The table is now strewn with technology and tools including 4 laptops, 3 Arduinos, breadboards, hack saws, jig saws, hammers, wires and LEDs along with a copious amount of energy drinks and the fundamental ingredient…a cuckoo clock.
Our project will see the physical building of a fun notification system for the Cyber-Duck office – the “CuckooQuack”. It is ambitious to say the least. By the end of the day tomorrow, we plan to have 2 Arduino boards powering the display functionality, a Raspberry Pi running the backend system to trigger the Arduino events and a web server telling the Pi what to do. As I said, it is ambitious.
In the first few hours, one half of the team (the developers) set up the Arduino to test the LEDs, set the Pi up on the wifi and pulled down the latest release of Laravel. The other half of the team (design), went about carpentry. We now have a disected cuckoo clock, a shelf and an orange speech bubble. The hardest part of the project so far is finding thin plastic ducks, which seemed to be the last problem we anticipated given the number of ducks floating around the office.

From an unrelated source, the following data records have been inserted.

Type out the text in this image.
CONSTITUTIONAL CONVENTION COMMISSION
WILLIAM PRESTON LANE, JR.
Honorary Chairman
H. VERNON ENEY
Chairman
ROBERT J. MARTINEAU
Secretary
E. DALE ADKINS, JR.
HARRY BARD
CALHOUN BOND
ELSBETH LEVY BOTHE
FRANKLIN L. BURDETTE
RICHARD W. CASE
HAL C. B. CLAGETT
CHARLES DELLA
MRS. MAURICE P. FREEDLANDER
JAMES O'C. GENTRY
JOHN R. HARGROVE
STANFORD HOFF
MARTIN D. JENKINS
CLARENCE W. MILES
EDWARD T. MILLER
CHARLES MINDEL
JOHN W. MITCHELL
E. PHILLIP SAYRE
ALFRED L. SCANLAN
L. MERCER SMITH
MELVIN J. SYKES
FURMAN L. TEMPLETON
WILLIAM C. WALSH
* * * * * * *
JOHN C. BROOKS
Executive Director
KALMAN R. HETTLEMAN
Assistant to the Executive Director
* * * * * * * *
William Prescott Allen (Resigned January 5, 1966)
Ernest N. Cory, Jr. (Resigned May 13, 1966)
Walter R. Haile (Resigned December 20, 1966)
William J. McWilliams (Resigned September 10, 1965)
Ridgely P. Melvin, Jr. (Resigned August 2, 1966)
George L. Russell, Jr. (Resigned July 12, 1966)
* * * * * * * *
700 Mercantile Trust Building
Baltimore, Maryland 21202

Our next steps are designing and building the API schema that the webserver will share with the Pi. We want to be able to change this through the webserver so need a robust yet flexible design. This will fee us up to add more functionality to the alerts and can keep control on a pleasant web based user interface.
Watch this space…
In the famous words of Alice Cooper, ‘school’s out for summer’, as many schools up and down the country rung their bells for the final time this school year. Whilst many are thinking about how they intend to spend their summer holidays the focus here at the Cyber-Duck School of Code is already on the next term as we look to create an app that will allow teachers, pupils, and parents to effectively manage and monitor homework.
Over the next 48 hours, The Grange Hill Gang (comprising of Matt Gibson, Mark Garratt, and Siji Onabanjo) will be developing an app that will be replacing homework diaries once the term starts again in September. The app will have three elements:
Secondary School teachers will be able to set homework tasks for pupils in their class via the app and track the progress of students to ensure tasks are completed.

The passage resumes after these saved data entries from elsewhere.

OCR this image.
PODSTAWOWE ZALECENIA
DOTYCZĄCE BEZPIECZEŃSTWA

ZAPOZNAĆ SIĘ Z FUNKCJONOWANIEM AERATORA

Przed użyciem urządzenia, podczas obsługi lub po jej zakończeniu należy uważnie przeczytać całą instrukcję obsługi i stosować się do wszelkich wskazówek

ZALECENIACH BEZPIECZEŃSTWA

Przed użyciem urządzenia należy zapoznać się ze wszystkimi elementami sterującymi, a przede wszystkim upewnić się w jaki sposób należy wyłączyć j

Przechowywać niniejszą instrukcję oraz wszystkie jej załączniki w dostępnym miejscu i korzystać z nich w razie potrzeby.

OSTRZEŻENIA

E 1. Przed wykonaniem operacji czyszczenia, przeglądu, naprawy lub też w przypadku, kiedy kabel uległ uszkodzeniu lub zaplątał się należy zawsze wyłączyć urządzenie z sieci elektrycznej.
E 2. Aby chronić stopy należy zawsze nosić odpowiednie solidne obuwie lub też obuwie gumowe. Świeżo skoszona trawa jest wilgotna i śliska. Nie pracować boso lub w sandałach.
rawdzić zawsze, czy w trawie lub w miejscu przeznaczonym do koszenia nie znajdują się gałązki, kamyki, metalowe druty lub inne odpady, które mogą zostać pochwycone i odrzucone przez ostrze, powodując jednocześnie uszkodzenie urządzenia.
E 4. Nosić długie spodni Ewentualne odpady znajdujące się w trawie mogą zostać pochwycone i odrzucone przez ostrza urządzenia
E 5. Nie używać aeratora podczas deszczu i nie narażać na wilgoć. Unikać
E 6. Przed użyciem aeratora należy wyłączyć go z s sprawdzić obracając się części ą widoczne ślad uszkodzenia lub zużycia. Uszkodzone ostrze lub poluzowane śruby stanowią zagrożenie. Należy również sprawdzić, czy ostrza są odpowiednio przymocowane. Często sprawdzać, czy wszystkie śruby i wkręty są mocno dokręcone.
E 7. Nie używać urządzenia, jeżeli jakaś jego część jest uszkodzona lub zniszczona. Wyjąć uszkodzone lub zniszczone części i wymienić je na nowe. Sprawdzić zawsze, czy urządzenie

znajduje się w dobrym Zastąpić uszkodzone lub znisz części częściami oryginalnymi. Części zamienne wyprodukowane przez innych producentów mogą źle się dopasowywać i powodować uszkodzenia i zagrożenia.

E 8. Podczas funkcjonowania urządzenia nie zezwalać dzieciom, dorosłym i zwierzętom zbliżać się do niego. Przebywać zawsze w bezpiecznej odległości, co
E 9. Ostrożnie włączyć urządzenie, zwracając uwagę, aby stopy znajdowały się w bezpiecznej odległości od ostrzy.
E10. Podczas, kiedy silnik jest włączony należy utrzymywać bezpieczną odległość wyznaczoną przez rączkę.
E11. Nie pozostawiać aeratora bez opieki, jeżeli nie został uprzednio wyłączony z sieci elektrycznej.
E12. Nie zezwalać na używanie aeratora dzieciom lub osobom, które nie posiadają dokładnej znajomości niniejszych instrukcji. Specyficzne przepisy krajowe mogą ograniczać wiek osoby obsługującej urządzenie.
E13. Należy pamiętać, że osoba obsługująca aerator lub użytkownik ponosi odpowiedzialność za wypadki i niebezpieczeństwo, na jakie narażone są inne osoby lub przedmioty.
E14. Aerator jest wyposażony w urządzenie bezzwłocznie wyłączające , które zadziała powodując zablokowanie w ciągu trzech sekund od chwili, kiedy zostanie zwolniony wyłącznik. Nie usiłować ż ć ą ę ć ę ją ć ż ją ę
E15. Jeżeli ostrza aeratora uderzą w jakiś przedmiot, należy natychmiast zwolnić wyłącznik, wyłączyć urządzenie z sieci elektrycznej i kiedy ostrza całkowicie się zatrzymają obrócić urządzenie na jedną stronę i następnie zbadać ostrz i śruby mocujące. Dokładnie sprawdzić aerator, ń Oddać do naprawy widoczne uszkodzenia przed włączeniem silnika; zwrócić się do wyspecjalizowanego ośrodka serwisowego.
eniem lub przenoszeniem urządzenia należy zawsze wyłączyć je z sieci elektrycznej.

Students would use the app to manage their homework schedule across their various classes, and similar to a homework diary mark off tasks that have been completed.
Parents of pupils are able to keep track of the homework being set for their children and will use the app to confirm homework tasks have been completed.
The idea for this app came from speaking to both parents and teachers who were dissatisfied with the existing format of homework diaries. Here are some of the main gripes we discovered during our research:
We hope to address these issues with this app.
More updates to follow…
Both teams have stayed up all night, working relentlessly into the early hours. With the presentation deadline approaching, they are now working to finish their projects and prepare to present their ideas.
Team Awesome are getting closer to having a finished application, which and have been invited to demonstrate it to the Met Police who are hacking in the same building.
The biggest development has been the roll out of the crime radius feature. When a user clicks on an area of the map, a simple report is generated showing the number of different crimes committed within a mile of that location.
The group are now generating the data that has been cached locally. In the larger cities the API could not support the amount of data that was needed to generate the heatmap.
The heatmap has been designed so that it reflects the seriousness of crime (using the Kynaston scale) in an area as well as the frequency/ reoccurrence of the crime.
As it’s been built as a responsive web app, we now have the application working on tablet and mobile. Functions can be used as touch. – some of the interfaces still need a lot of work.
Since the last update, the group have been working tirelessly to implement Google Maps on the web page to display the travel area and nearby GP surgeries. The group came to a bottleneck and had to spend time linking and integrating everyone’s individual work together. The user submission form is now very close to completion.
Team WCL will spend the rest of the day testing and setting up the form submission and neatening up the front end.